Bei der Verordnung von dermatologischen Systemtherapeutika sei ein wichtiger Aspekt der Arzneimittelsicherheit, etwaige Wechselwirkungen mit anderen Medikamenten zu berücksichtigen, betonte Prof. Dr. med. Thomas Dirschka (Wuppertal) bei seinem Vortrag auf dem Derma-Update 2024. Dies sei gerade bei oft polypragmatisch therapierten älteren Menschen von besonderer Bedeutung. Manche Wechselwirkungen könnten sogar lebensbedrohlich werden. So bestehe bei einer gleichzeitigen Therapie mit Isotretinoin und Statinen oder Fibraten aufgrund einer Erhöhung der Kreatinkinase (CK) die Gefahr einer Rhabdomyolyse (Tab.).
Den Fachinformationen sind in der Regel zahlreiche Wechselwirkungen zu entnehmen. Im Praxisalltag können auch im Internet verfügbare Wechselwirkungs-Checks wichtige Hinweise geben, so Dirschkas Empfehlung.
Wechselwirkungen von systemischen Antimykotika beachten
Relevante Wechselwirkungen sind beispielsweise bei den häufig in der Dermatologie eingesetzten systemischen Antimykotika zu beachten. So darf Itraconazol nicht mit Statinen wie Simvastatin oder Lovastatin kombiniert werden, da auch hier das Risiko einer Rhabdomyolyse besteht. Alternativ könne hier ein Wechsel auf ein Statin wie Pravastatin oder Rosuvastatin erwogen werden, die weniger Einfluss auf das Enzym CYP3A4 haben, erklärte Dirschka. Auch Fluconazol kann angewendet werden, wenn die Statindosis angepasst wird. Wenn sowohl Itraconazol als auch Isotretinoin eingenommen werden, ist eine Überwachung unter anderem der CK-Werte sinnvoll. Itraconazol kann außerdem den Metabolismus von Calciumantagonisten hemmen.
In der Praxis sollte auch nach Gerinnungshemmern gefragt werden, empfahl Dirschka. Vorsicht geboten ist bei DOAKs (direkt wirkende orale Antikoagulanzien), wie dem Faktor-Xa-Hemmer Apixaban, oder Phenprocoumon und der Einnahme von Itraconazol.
Vor Kombination von Systemtherapeutika empfiehlt sich eine genaue Medikamenten- und Konsumanamnese.
Terbinafin darf nicht mit den Betablockern Metoprolol oder Propranolol kombiniert werden. Mögliche Alternativen sind Atenolol, das kaum abhängig von CYP2D6 ist, oder als zweite Wahl auch Nebivolol, mit ebenfalls nur geringer Affinität zu CYP2D6.
An Interaktionen mit Cannabis denken
Zunehmend von dermatologischer Relevanz sei auch der Konsum von Cannabis, der besorgniserregend weitverbreitet sei, sagte Dirschka. Ein chronischer Konsum kann zu kognitiven Einschränkungen führen, und das Risiko für die Entstehung von Angststörungen, Depressionen und schizoaffektiven Erkrankungen ist relevant erhöht. Darüber hinaus kann es zu Auswirkungen an der Haut kommen. So fördert Cannabis die Entwicklung einer Akne, indem Seborrhö und Keratinozytenproliferation im Akroinfundibulum verstärkt werden. Auch eine sogenannte Kush-Skin, das heißt eine ichthyosisforme Schuppung durch eine Xerosis cutis, kann sich entwickeln. Vor allem im Gesichtsbereich kann eine erhöhte Vasodilatation zu einem Erythem und einer Verschlechterung einer vorbestehenden Rosazea führen. Darüber hinaus wird durch oxidativen Stress und eine Kollagendegeneration die Hautalterung beschleunigt.

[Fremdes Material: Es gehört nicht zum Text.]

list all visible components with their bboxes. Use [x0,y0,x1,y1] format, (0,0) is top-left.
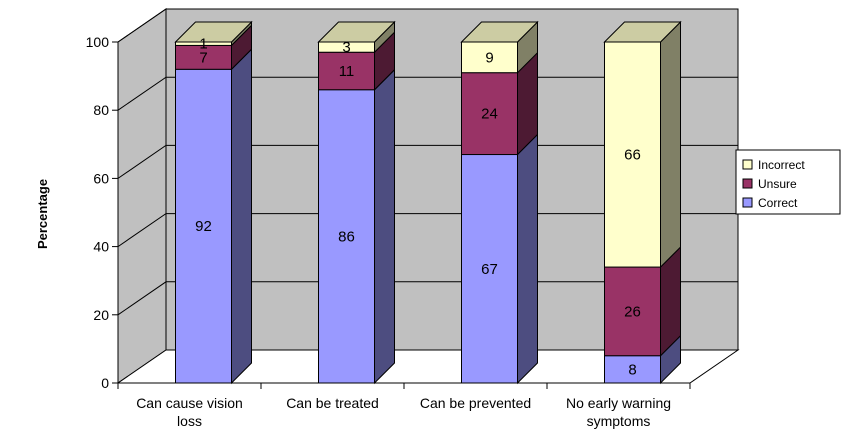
bar-top [317,21,396,43]
back-wall [118,9,738,383]
y-tick-label: 0 [101,375,109,391]
gridline [117,281,738,316]
x-axis: Can cause vision loss Can be treated Can be… [117,382,691,429]
bar-front [604,41,661,268]
bar-segment-unsure: 7 [175,24,252,71]
data-label: 67 [481,261,498,278]
data-label: 8 [628,361,636,378]
bar-top [174,21,253,43]
y-axis-title: Percentage [35,179,50,249]
data-label: 1 [199,36,207,53]
legend: Incorrect Unsure Correct [735,149,841,215]
bar-front [604,266,661,357]
legend-box [735,149,841,215]
y-axis: 0 20 40 60 80 100 [86,34,119,391]
gridlines [117,8,738,316]
x-tick-label: No early warning symptoms [566,395,671,429]
gridline [117,213,738,248]
y-tick-label: 60 [93,170,109,186]
legend-swatch [742,197,753,208]
legend-item-correct: Correct [742,196,798,210]
bar-side [660,20,681,269]
legend-item-incorrect: Incorrect [742,158,805,172]
legend-label: Incorrect [758,158,805,172]
y-tick-label: 100 [86,34,110,50]
bar-segment-incorrect: 9 [460,20,539,74]
data-label: 92 [195,218,212,235]
bar-segment-incorrect: 1 [174,20,253,53]
bar-front [461,41,518,74]
data-label: 11 [339,63,355,80]
legend-swatch [742,159,753,170]
bar-segment-unsure: 11 [318,31,395,91]
y-tick-label: 40 [93,239,109,255]
data-label: 3 [342,39,350,56]
side-wall [117,8,167,384]
y-tick-label: 20 [93,307,109,323]
gridline [117,76,738,111]
bar-segment-correct: 92 [175,48,252,385]
legend-label: Correct [758,196,798,210]
y-tick-label: 80 [93,102,109,118]
bar-segment-correct: 86 [318,68,395,385]
bar-segment-unsure: 26 [604,245,681,357]
x-tick-label: Can be treated [286,395,379,411]
bars: 92 71 86 11 3 67 24 9 8 26 66 [174,20,682,385]
x-tick-label: Can be prevented [420,395,531,411]
gridline [117,144,738,179]
legend-swatch [742,178,753,189]
bar-segment-incorrect: 3 [317,20,396,56]
bar-side [517,133,538,385]
bar-top [603,21,682,43]
bar-segment-incorrect: 66 [603,20,682,269]
x-tick-label: Can cause vision loss [136,395,243,429]
bar-segment-correct: 67 [461,133,538,385]
legend-label: Unsure [758,177,797,191]
data-label: 9 [485,49,493,66]
legend-item-unsure: Unsure [742,177,797,191]
bar-side [374,68,395,385]
data-label: 86 [338,228,355,245]
bar-top [460,21,539,43]
bar-side [231,48,252,385]
data-label: 66 [624,147,641,164]
bar-front [318,51,375,91]
data-label: 7 [199,49,207,66]
data-label: 26 [624,303,641,320]
data-label: 24 [481,106,498,123]
gridline [117,8,738,43]
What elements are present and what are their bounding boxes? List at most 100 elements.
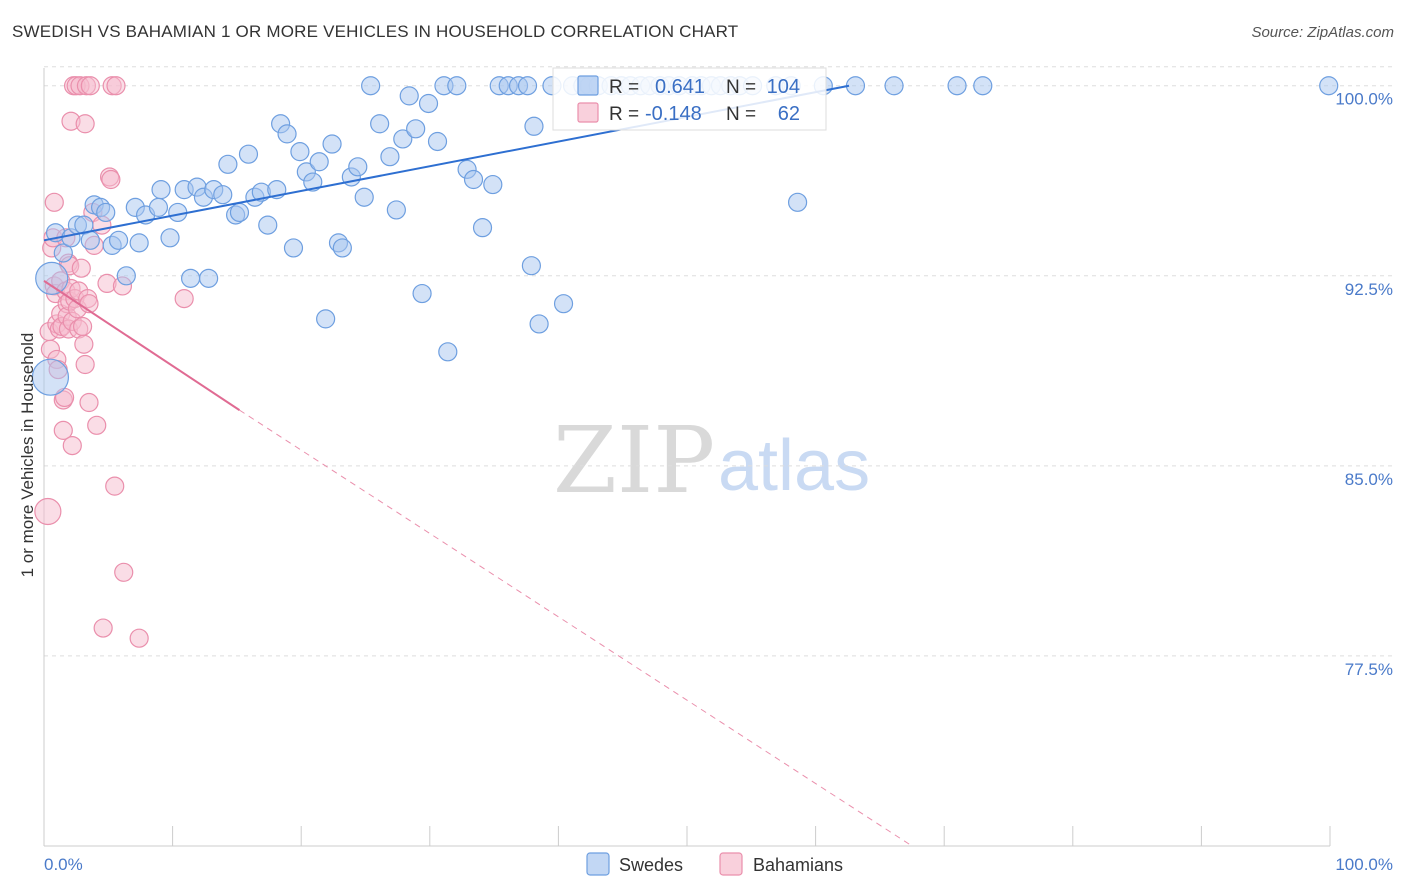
data-point xyxy=(322,134,342,154)
data-point xyxy=(129,628,149,648)
data-point xyxy=(151,180,171,200)
data-point xyxy=(412,283,432,304)
data-point xyxy=(218,154,238,174)
data-point xyxy=(529,314,549,334)
data-point xyxy=(199,268,219,288)
legend-swatch-swedes xyxy=(586,852,610,876)
data-point xyxy=(213,185,233,205)
data-point xyxy=(1319,76,1339,96)
data-point xyxy=(31,358,70,396)
data-point xyxy=(553,294,574,314)
legend-label-bahamians: Bahamians xyxy=(753,855,843,875)
data-point xyxy=(106,76,126,96)
stats-swatch-bahamians xyxy=(577,102,599,123)
stats-bahamians-n-label: N = xyxy=(726,104,756,125)
data-point xyxy=(74,334,94,354)
data-point xyxy=(62,435,82,456)
data-point xyxy=(399,86,419,106)
data-point xyxy=(393,129,413,149)
data-point xyxy=(35,261,69,295)
data-point xyxy=(406,119,426,139)
data-point xyxy=(129,233,149,253)
legend-label-swedes: Swedes xyxy=(619,855,683,875)
data-point xyxy=(447,76,467,96)
x-tick-label-min: 0.0% xyxy=(44,855,83,874)
data-point xyxy=(80,76,100,96)
data-point xyxy=(53,420,73,440)
data-point xyxy=(148,197,169,217)
data-point xyxy=(418,93,439,114)
y-axis-title: 1 or more Vehicles in Household xyxy=(18,333,37,578)
data-point xyxy=(277,124,297,144)
data-point xyxy=(229,202,250,223)
data-point xyxy=(181,268,201,288)
data-point xyxy=(361,76,381,96)
data-point xyxy=(71,258,91,278)
data-point xyxy=(483,174,503,195)
stats-swatch-swedes xyxy=(577,75,599,96)
data-point xyxy=(316,309,336,329)
data-point xyxy=(238,144,259,164)
data-point xyxy=(75,354,95,375)
stats-bahamians-r-value: -0.148 xyxy=(645,103,702,125)
data-point xyxy=(101,169,121,190)
series-legend: Swedes Bahamians xyxy=(586,852,843,876)
data-point xyxy=(258,215,278,235)
data-point xyxy=(370,114,390,134)
data-point xyxy=(303,172,323,192)
data-point xyxy=(116,266,136,286)
stats-swedes-n-value: 104 xyxy=(767,76,800,98)
chart-title: SWEDISH VS BAHAMIAN 1 OR MORE VEHICLES I… xyxy=(12,22,739,41)
watermark: ZIP atlas xyxy=(553,407,870,514)
stats-bahamians-r-label: R = xyxy=(609,104,639,125)
data-point xyxy=(354,187,374,207)
y-tick-layer: 100.0% 92.5% 85.0% 77.5% xyxy=(1335,90,1393,679)
watermark-zip: ZIP xyxy=(553,407,715,514)
data-point xyxy=(463,169,484,190)
data-point xyxy=(160,228,180,248)
y-tick-label: 85.0% xyxy=(1345,470,1393,489)
data-point xyxy=(72,316,93,337)
data-point xyxy=(87,415,107,435)
data-point xyxy=(108,230,129,250)
y-tick-label: 77.5% xyxy=(1345,660,1393,679)
trend-line-bahamians xyxy=(43,280,241,411)
stats-legend: R = 0.641 N = 104 R = -0.148 N = 62 xyxy=(552,67,827,131)
data-point xyxy=(93,618,113,638)
legend-swatch-bahamians xyxy=(719,852,743,876)
data-point xyxy=(114,562,134,582)
data-point xyxy=(348,157,368,177)
x-tick-layer xyxy=(43,826,1331,846)
data-point xyxy=(845,76,866,96)
data-point xyxy=(79,392,99,413)
data-point xyxy=(283,238,304,258)
data-point xyxy=(521,256,541,276)
data-point xyxy=(80,230,100,250)
data-point xyxy=(44,192,64,212)
stats-swedes-r-label: R = xyxy=(609,77,639,98)
data-point xyxy=(517,76,538,96)
stats-bahamians-n-value: 62 xyxy=(778,103,800,125)
data-point xyxy=(386,200,406,220)
x-tick-label-max: 100.0% xyxy=(1335,855,1393,874)
data-point xyxy=(174,289,194,309)
trend-line-bahamians-extension xyxy=(239,409,913,847)
data-point xyxy=(787,192,808,212)
data-point xyxy=(973,76,993,96)
data-point xyxy=(427,131,448,152)
data-point xyxy=(96,202,116,223)
y-tick-label: 100.0% xyxy=(1335,90,1393,109)
data-point xyxy=(34,497,62,526)
data-point xyxy=(947,76,967,96)
chart-source: Source: ZipAtlas.com xyxy=(1251,24,1394,41)
data-point xyxy=(524,116,544,136)
data-point xyxy=(105,476,125,496)
data-point xyxy=(75,114,95,134)
data-point xyxy=(472,218,493,238)
data-point xyxy=(290,142,310,162)
data-point xyxy=(438,342,458,362)
stats-swedes-r-value: 0.641 xyxy=(655,76,705,98)
data-point xyxy=(332,238,352,258)
data-point xyxy=(380,147,400,167)
data-point xyxy=(884,76,904,96)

Aber auch die Auswirkungen von Cannabis auf dermatologische Systemtherapien sollten beachtet werden, riet Dirschka. Die Interaktionen mit Cannabis basieren größtenteils auf dessen Auswirkungen auf das Cytochrom-P450-Enzymsystem sowie auf immunsuppressiven und potenziell leberschädigenden Effekten. So kann bei der Behandlung mit Ciclosporin oder Methotrexat der Konsum von Cannabis das hepatotoxische Risiko aufgrund einer Beeinflussung von CYP3A4 deutlich steigern. Außerdem kann Cannabis über eine Beeinflussung von CYP3A4 die Wirkkonzentration von Azathioprin und damit das Risiko für Nebenwirkungen erhöhen, u. a. für eine Myelosuppression. Bei der Therapie mit Biologika verstärkt Cannabis indirekt das immunsuppressive Potenzial und damit das Infektrisiko. Cannabis spielt außerdem nicht nur als Triggerfaktor der Akne eine Rolle – bei Einnahme von Isotretinoin wird durch die Droge zudem das Risiko für Hepatotoxizität erhöht, warnte Dirschka.

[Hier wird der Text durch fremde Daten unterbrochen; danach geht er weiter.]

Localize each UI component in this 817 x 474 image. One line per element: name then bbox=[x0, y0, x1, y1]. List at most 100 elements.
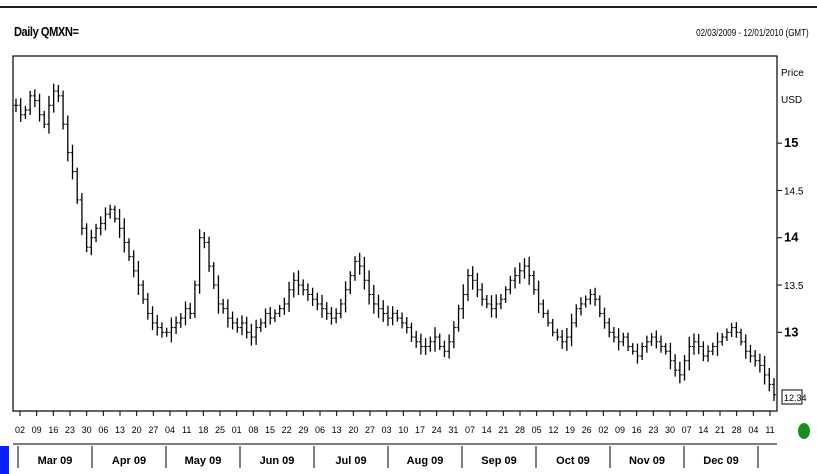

Bei einer Behandlung mit Kortikosteroiden kann Cannabis durch eine Beeinflussung von Cytochrom P450 sowohl eine Wirkverstärkung als auch -verringerung induzieren. Bei der Einnahme von Antihistaminika – auch solchen, die nicht müde machen – kann es durch den Konsum von Cannabis zu einem deutlichen sedativen Effekt kommen.
In Anbetracht der weiten Verbreitung des Cannabiskonsums in der Bevölkerung und den relevanten dermatologischen Auswirkungen sollten insbesondere Jugendliche explizit nach ihrem Konsum befragt und bezüglich ungünstiger Effekte aufgeklärt werden, empfahl Dirschka.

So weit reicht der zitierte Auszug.